Risk #1: the PC you use isn’t an enterprise PC: to quote a memorable Mike Myers film, it’s the village bicycle of IT — everyone’s had a ride. What’s the café’s policy on updating its A/V? Is there regular maintenance? Does the machine get re-ghosted after every use? Is there a slot for a USB drive (and therefore a vector of infection)? Is the network traffic being sniffed (i.e. monitored)? It all depends on the owner of the café — there aren’t any laws or standards that oblige internet café owners to comply to basic security measures. For this risk, no amount of “private browsing” can help you – you may as well have broadcast your enterprise password and files on facebook.

Risk #2: that report you just looked as has pretty much become public property the minute you opened it up on that public machine. Not only can subsequent users of that PC retrieve your report, but the law will not be on your side (“you should have known better” will be the de facto response). Private browsing can help you there, provided that you close the browser, because the data is stored in memory and not on disk.

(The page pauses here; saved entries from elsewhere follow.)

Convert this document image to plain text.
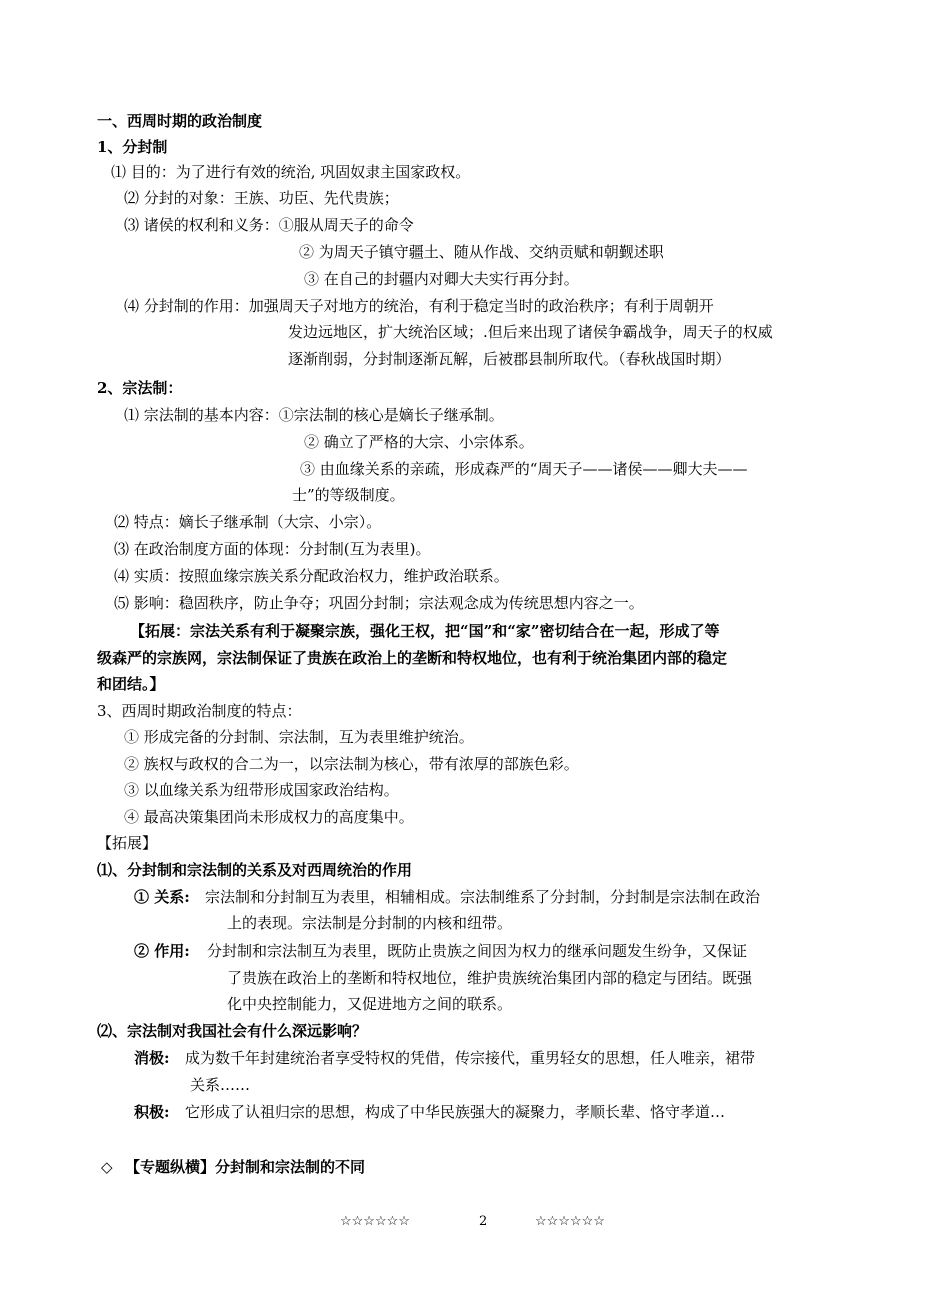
一、西周时期的政治制度
1、分封制
⑴ 目的：为了进行有效的统治, 巩固奴隶主国家政权。
⑵ 分封的对象：王族、功臣、先代贵族；
⑶ 诸侯的权利和义务：①服从周天子的命令
② 为周天子镇守疆土、随从作战、交纳贡赋和朝觐述职
③ 在自己的封疆内对卿大夫实行再分封。
⑷ 分封制的作用：加强周天子对地方的统治，有利于稳定当时的政治秩序；有利于周朝开
发边远地区，扩大统治区域；.但后来出现了诸侯争霸战争，周天子的权威
逐渐削弱，分封制逐渐瓦解，后被郡县制所取代。（春秋战国时期）
2、宗法制：
⑴ 宗法制的基本内容：①宗法制的核心是嫡长子继承制。
② 确立了严格的大宗、小宗体系。
③ 由血缘关系的亲疏，形成森严的“周天子——诸侯——卿大夫——
士”的等级制度。
⑵ 特点：嫡长子继承制（大宗、小宗）。
⑶ 在政治制度方面的体现：分封制(互为表里)。
⑷ 实质：按照血缘宗族关系分配政治权力，维护政治联系。
⑸ 影响：稳固秩序，防止争夺；巩固分封制；宗法观念成为传统思想内容之一。
【拓展：宗法关系有利于凝聚宗族，强化王权，把“国”和“家”密切结合在一起，形成了等
级森严的宗族网，宗法制保证了贵族在政治上的垄断和特权地位，也有利于统治集团内部的稳定
和团结。】
3、西周时期政治制度的特点：
① 形成完备的分封制、宗法制，互为表里维护统治。
② 族权与政权的合二为一，以宗法制为核心，带有浓厚的部族色彩。
③ 以血缘关系为纽带形成国家政治结构。
④ 最高决策集团尚未形成权力的高度集中。
【拓展】
⑴、分封制和宗法制的关系及对西周统治的作用
① 关系: 宗法制和分封制互为表里，相辅相成。宗法制维系了分封制，分封制是宗法制在政治
上的表现。宗法制是分封制的内核和纽带。
② 作用: 分封制和宗法制互为表里，既防止贵族之间因为权力的继承问题发生纷争，又保证
了贵族在政治上的垄断和特权地位，维护贵族统治集团内部的稳定与团结。既强
化中央控制能力，又促进地方之间的联系。
⑵、宗法制对我国社会有什么深远影响？
消极: 成为数千年封建统治者享受特权的凭借，传宗接代，重男轻女的思想，任人唯亲，裙带
关系……
积极: 它形成了认祖归宗的思想，构成了中华民族强大的凝聚力，孝顺长辈、恪守孝道…
◇ 【专题纵横】分封制和宗法制的不同
☆☆☆☆☆☆	2	☆☆☆☆☆☆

Risk #3: how often do people forget to log off? Very often. As a matter of fact, I don’t think there’s a single person on this planet that’s used a computer and has never, ever forgotten to log off. And yet, if you forget to log off when you walk away from that public PC, all of your company’s past, present and future secrets could be compromised. Ever heard of the switchblade USB key? It retrieves cached passwords very nicely, and almost instantaneously. Very difficult to use: you insert the key in the computer, wait thirty seconds, pull it out — voilà, passwords du jour. In this scenario as well, private browsing can be extremely useful, because it doesn’t allow cached passwords to be written to the disk.

So there you have it, straight from the horse’s mouth: private browsing may well make forensics more difficult, but it doesn’t make it impossible. That is an acceptable risk to me, given that it mitigates enterprise and personal risk of a security breach.